Strahlend blauer Himmel. Klar, ohne Sonnenschirm läuft gar nichts. Wahnsinn, und das an 362 Tagen im Jahr. Wo setz ich mich nachher zum Essen eigentlich am besten hin? Weiß schon! So. Genug geschaut. Nochmal gaaaaannnnnzzzzz tief. Puuuuuhhh. Doch, ja, geht jetzt einigermaßen. Wo sind die anderen abgeblieben? Ah, da hinten, Dennis‘ Reiseleiterfähnchen ragt aus der Menge.

Graf von Hanau-Münzenberg: Wer ist es, der mich berührte?

Reisebloggerin Louise: Was redet er?

Reisebloggerin Muriel: Alle verneinen.

Reisebloggerin Chloe: Unheimlich, das Ganze.

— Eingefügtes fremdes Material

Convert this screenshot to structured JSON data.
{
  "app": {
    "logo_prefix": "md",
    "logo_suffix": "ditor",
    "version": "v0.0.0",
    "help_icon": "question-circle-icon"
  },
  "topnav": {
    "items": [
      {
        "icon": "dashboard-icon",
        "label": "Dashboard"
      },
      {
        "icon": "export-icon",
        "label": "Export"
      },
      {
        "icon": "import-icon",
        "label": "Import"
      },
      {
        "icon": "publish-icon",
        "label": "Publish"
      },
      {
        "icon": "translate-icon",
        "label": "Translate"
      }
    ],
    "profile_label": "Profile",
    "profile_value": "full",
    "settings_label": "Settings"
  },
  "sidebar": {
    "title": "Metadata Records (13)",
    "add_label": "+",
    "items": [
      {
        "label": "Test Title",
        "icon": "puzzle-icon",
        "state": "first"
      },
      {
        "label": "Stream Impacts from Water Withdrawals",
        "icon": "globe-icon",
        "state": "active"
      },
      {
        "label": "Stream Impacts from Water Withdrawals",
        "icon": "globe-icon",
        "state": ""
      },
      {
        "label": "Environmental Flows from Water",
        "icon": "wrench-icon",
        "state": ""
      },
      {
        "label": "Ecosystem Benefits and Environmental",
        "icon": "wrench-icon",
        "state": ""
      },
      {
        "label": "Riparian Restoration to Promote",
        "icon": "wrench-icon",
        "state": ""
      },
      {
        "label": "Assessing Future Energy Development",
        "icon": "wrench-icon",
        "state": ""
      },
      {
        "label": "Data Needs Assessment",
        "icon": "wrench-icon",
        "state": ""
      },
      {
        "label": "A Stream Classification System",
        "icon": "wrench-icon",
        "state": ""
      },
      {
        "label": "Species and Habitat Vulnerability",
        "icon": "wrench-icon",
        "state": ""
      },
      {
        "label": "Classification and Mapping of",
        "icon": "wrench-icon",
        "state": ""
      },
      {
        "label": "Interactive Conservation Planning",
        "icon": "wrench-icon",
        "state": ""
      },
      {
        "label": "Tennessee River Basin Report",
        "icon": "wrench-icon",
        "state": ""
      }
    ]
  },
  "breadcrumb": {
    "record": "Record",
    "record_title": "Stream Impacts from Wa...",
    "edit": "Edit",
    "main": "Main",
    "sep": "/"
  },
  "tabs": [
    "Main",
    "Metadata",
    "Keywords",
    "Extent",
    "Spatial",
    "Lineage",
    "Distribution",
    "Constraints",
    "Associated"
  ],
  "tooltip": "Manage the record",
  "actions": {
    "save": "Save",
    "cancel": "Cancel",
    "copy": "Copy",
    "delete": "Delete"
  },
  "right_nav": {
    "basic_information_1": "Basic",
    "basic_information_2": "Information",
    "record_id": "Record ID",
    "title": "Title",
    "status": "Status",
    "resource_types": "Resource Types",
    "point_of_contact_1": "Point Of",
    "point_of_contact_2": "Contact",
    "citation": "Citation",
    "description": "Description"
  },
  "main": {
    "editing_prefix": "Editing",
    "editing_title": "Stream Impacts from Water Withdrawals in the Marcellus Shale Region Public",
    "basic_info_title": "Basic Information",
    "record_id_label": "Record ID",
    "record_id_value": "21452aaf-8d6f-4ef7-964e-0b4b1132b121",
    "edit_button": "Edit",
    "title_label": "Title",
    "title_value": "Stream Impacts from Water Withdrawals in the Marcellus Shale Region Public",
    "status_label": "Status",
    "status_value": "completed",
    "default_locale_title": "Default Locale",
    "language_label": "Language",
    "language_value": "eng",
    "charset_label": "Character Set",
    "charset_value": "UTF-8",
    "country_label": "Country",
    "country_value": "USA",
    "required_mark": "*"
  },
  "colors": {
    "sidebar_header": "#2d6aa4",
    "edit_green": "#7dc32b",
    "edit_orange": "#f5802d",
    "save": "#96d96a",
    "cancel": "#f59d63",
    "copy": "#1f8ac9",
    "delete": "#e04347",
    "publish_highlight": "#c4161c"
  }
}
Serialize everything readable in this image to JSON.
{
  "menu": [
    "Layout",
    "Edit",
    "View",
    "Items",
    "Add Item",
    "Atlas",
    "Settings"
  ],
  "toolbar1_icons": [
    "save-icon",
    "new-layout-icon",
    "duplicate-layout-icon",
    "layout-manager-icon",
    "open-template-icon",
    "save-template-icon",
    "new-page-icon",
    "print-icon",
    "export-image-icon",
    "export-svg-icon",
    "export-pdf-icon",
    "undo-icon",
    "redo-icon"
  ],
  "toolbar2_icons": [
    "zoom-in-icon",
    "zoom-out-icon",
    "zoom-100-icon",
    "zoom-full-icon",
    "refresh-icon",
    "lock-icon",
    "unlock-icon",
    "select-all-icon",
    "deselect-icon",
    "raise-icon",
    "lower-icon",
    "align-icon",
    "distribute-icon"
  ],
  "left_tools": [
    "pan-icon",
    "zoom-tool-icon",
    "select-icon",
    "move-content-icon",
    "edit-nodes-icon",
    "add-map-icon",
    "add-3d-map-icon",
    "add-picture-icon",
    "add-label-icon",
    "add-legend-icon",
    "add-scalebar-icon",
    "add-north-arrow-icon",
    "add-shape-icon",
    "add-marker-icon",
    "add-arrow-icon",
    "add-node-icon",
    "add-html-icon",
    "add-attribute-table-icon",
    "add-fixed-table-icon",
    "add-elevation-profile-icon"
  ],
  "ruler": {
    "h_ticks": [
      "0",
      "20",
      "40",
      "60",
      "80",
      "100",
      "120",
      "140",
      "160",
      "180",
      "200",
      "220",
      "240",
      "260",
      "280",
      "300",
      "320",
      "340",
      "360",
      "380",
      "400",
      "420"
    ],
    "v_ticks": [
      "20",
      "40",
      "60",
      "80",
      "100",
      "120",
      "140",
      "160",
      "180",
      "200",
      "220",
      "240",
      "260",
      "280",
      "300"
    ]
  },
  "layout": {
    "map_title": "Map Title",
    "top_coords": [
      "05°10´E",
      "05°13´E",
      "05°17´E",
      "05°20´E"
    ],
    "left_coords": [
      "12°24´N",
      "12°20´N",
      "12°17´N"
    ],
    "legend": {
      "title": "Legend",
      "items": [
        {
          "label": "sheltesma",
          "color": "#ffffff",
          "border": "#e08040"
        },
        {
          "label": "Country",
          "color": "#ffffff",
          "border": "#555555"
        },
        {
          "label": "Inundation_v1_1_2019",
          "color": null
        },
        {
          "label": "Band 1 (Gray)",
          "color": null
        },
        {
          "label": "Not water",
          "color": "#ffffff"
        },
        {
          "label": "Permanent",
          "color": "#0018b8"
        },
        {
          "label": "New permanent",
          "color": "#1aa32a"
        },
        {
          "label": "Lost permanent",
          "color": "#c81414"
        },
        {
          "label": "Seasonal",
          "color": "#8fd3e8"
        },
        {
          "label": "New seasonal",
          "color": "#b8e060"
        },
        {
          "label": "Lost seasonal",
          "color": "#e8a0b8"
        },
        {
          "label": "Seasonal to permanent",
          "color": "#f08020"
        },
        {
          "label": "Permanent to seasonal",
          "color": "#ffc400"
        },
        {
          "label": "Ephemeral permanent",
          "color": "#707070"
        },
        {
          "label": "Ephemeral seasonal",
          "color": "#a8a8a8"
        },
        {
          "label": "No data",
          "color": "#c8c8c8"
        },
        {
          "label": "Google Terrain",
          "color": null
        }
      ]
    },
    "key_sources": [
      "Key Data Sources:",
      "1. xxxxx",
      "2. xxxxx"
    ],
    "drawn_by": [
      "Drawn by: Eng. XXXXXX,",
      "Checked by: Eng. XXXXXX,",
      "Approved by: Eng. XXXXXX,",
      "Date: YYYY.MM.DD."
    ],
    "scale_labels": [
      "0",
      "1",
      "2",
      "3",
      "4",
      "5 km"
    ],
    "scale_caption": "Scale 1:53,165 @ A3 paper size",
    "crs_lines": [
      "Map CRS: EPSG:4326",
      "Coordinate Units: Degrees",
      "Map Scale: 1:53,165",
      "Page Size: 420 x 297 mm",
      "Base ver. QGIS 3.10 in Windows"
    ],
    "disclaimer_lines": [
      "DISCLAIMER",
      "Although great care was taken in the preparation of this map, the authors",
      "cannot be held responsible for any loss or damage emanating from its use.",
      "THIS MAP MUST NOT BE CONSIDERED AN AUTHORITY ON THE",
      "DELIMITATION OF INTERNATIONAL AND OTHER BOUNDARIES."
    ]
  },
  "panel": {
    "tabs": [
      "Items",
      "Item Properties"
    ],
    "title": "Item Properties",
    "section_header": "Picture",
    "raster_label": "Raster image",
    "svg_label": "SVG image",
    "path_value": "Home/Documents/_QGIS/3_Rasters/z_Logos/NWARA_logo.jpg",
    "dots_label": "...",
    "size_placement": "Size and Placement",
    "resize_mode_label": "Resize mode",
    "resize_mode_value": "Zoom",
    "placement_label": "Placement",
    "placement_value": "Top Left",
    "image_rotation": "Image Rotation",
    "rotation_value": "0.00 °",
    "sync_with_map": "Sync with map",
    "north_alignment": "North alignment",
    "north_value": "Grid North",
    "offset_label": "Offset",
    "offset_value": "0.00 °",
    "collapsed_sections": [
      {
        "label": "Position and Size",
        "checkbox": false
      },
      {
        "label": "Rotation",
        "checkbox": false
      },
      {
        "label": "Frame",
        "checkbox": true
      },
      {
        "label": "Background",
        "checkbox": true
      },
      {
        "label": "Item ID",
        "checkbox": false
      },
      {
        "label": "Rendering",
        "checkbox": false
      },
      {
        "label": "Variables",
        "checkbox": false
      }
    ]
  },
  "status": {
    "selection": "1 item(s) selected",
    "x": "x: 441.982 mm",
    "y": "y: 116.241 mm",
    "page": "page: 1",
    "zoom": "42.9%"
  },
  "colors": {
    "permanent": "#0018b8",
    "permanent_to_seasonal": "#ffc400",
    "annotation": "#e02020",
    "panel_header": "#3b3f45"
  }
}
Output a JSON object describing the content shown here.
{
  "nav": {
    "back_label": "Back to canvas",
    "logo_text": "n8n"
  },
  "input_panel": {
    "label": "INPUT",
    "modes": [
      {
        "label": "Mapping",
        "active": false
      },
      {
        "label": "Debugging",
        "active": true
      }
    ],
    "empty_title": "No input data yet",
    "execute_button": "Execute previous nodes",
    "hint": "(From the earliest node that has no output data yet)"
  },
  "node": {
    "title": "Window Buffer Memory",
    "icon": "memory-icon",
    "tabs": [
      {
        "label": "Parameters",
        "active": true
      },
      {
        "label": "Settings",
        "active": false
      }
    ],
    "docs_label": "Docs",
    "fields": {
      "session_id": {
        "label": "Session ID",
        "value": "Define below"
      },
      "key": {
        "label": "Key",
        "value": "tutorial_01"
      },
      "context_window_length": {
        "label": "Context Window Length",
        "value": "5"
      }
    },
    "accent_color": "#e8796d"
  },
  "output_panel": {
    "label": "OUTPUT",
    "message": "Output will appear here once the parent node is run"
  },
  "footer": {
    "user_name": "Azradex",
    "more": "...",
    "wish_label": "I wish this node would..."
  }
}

Reiseblogger Peter: Dennis, die Leute drängen und drücken dich, und du sagst: „Wer ist es, der mich berührte?“

Graf von Hanau-Münzenberg: Es berührte mich jemand, denn ich spürte eine Kraft von mir ausgehen.

Reisebloggerin Delara: Eine Frau stellt sich freiwillig.

Reisebloggerin Louise: Sie sah ein, dass es nicht verborgen blieb.

Reisebloggerin Saskia: Meine Güte, sie zittert richtig vor Angst.

Reisebloggerin Viktoria: Ohje, unerlaubtes Berühren eines absoluten Regenten, der Armen droht härteste Bestrafung.

Reisebloggerin Sandra: So wie dieser Vater eben wirft auch sie sich vor Dennis nieder.

Reisebloggerin Louise: Krass, wir sind mitten ins feudale absolutistische Geschehen involviert. Herr und Untertan.

Geheilte Frau: Preist Gott, unseren allmächtigen Schöpfer, für das Wunder, dass er eben an mir vollbrachte!!!!! Seit zwölf Jahren litt mein Körper an einer schweren chronischen Stoffwechselstörung; die Schmerzen und Krämpfe trotz vieler Medikamente kaum auszuhalten. Zwölf Jahre tingelte ich ergebnislos von Praxis zu Praxis. Zwölf Jahre klapperte ich zusätzlich auf Privatkosten einen Heilpraktiker nach dem anderen ab – vergeblich. Zehnmal reiste ich sogar an den fernen Baikalsee zu verschiedenen sibirischen Schamanen, ha, von wegen heilkundige Medizinmänner! Irgendwann war mein gesamtes Vermögen aufgebraucht, und weiterhin plagten mich schier unerträgliche Qualen. Da trat ich im Gedränge von rückwärts hinzu, berührte ganz sachte die Jacke dieses Gottgesalbten. Nur ganz vorsichtig tippte mein rechter Zeigefinger den Saum an; auf der Stelle wurde ich geheilt.

Graf von Hanau-Münzenberg: Tochter, dein Glaube hat dir geholfen. Gehe hin in Frieden!